Coulisses de l’émission, par Anne-Sophie Jacques

Trois. Deux. Un. A six heures ce matin, il ne restait qu’un seul invité sur notre plateau du jour. A l’aube, un message de Cédric Herrou m’informait qu’il n’avait pu prendre le train de Breil-sur-Roya, son village, pour se rendre à Nice où l’attendait un TGV pour Paris. L’agriculteur qui vient en aide aux migrants dans cette "vallée rebelle" – selon Libération – n’a pas vu le train passer. Panne de réveil ou cheminot zélé ? Pas question d’épiloguer : il a fallu trouver un plan B. Herrou a mis la main sur un ordinateur avec webcam et Skype chez une amie.

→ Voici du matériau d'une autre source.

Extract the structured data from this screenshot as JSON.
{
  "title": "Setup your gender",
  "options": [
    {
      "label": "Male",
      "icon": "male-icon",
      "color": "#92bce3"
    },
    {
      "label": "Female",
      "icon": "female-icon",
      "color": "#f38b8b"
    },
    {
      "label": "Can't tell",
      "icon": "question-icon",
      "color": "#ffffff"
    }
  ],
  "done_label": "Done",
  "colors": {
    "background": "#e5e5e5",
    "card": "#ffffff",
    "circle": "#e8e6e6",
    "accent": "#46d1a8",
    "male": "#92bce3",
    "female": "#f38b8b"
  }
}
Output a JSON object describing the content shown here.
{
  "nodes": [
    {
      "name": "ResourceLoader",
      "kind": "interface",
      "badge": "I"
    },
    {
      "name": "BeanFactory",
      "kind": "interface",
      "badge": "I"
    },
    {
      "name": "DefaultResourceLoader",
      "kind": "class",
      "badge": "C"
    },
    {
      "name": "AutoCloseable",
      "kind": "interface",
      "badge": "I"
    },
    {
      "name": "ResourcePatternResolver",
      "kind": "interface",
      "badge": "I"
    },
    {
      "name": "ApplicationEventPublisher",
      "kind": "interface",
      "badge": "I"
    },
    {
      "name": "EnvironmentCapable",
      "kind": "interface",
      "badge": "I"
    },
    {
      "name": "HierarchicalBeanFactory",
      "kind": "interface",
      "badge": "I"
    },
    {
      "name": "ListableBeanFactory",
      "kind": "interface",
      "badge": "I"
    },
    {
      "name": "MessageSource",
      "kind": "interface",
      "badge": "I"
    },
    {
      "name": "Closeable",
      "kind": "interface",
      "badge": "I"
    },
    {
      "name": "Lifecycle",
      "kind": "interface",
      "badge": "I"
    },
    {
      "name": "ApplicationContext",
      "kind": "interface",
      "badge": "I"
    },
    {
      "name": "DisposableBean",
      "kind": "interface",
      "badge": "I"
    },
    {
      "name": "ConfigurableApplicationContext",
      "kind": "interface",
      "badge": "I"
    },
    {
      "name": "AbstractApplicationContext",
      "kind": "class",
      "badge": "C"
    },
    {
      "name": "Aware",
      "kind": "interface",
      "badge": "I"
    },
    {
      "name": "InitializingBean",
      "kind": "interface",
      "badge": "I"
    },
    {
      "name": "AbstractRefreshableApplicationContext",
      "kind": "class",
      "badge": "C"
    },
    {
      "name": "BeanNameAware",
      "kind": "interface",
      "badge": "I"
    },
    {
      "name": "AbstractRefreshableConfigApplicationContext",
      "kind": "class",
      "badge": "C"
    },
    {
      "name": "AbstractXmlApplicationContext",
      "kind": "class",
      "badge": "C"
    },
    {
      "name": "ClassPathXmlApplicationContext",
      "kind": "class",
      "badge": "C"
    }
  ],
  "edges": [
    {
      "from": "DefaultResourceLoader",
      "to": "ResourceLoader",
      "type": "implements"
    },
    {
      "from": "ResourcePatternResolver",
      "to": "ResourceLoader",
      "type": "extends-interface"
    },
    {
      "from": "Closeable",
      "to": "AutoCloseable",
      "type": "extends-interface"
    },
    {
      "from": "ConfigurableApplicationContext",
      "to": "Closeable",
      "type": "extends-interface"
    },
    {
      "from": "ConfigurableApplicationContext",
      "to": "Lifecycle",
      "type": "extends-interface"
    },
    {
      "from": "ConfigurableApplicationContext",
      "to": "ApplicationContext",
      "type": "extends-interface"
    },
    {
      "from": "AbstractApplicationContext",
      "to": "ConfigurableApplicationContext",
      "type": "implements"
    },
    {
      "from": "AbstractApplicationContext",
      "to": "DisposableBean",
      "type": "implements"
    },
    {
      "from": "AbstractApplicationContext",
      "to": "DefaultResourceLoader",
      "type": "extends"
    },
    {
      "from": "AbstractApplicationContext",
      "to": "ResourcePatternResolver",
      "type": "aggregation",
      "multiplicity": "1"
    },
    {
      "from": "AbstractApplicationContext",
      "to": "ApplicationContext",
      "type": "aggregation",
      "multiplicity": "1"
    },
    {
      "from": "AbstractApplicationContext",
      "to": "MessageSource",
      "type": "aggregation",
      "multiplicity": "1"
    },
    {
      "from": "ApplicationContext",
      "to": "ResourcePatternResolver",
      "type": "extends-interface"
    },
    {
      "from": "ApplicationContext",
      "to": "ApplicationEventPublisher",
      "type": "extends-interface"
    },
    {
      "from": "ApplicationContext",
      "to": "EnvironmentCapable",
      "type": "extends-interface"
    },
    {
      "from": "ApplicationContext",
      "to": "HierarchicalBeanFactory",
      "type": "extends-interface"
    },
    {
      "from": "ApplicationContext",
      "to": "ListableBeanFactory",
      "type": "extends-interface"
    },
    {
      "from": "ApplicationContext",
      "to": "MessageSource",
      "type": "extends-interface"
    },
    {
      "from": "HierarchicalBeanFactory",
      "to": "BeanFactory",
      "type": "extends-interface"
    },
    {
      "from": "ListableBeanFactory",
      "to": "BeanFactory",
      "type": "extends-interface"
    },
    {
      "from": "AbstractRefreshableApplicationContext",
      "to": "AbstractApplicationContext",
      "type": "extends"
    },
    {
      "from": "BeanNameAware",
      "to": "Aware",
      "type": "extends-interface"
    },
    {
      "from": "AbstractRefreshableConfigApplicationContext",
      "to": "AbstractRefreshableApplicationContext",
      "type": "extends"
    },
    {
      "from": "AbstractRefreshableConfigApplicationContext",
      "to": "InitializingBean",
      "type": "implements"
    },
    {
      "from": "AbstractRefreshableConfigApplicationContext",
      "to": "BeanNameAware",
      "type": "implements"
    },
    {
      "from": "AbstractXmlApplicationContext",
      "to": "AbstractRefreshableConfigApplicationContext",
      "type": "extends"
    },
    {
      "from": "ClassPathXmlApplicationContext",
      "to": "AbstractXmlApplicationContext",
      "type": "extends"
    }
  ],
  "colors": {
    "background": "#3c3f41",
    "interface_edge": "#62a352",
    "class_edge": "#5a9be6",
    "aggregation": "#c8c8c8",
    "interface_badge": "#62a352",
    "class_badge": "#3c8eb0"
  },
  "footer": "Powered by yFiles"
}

Après deux ou trois tests, le "héros populaire" – selon le New York Times s’il vous plaît – pouvait être parmi nous et discuter avec notre deuxième invité, Jon Palais.

Si vous avez lu notre reportage à Dax lors de son procès du 9 janvier pour vol de chaises dans une agence de la banque BNP, vous connaissez déjà Palais et ses actions contre l’évasion fiscale. Et si vous le découvrez, oui oui, ce jeune homme et les militants de Bizi !, d’Attac, des Amis de la Terre ou encore d'Action non-violente COP21 s’emparent de chaises dans les banques pour mobiliser les citoyens à lutter contre ce fléau qui prive le budget des Etats européens de 1 000 milliards d’euros par an et semble peu préoccuper nos gouvernements. D’ailleurs, hormis Benoît Hamon qui a brièvement mis le sujet sur le tapis lors des débats à la primaire d’une partie de la gauche, on ne peut pas dire que l’évasion fiscale ait séduit les autres candidats à ladite primaire.

Pourquoi une chaise ? D’abord pour le geste, nous explique Palais : les banques nous prennent quelque chose, nous allons leur prendre nous aussi. Il fallait que ce soit un objet peu coûteux : avec des sacs de billets, ils auraient été davantage inquiétés. Et puis une chaise c’est populaire et ludique. On peut la passer de main en main. Elles ont d’ailleurs été accueillies chez le philosophe Edgar Morin ou le responsable d’Attac Thomas Coutrot avant d’être rendues aux forces de l’ordre lors du procès de Jérôme Cahuzac. Bonne nouvelle pour Palais lundi : il a été finalement relaxé, sans trop de surprise car la relaxe avait était demandée par le procureur de Dax. Le militant était de passage à Paris et a immédiatement accepté notre invitation. Mais initialement nous avions un troisième invité. Ou plutôt une invitée : Sabrina Ali Benali. Là encore, ô abonné fidèle, vous avez peut-être suivi ses démêlés avec France Inter la semaine dernière.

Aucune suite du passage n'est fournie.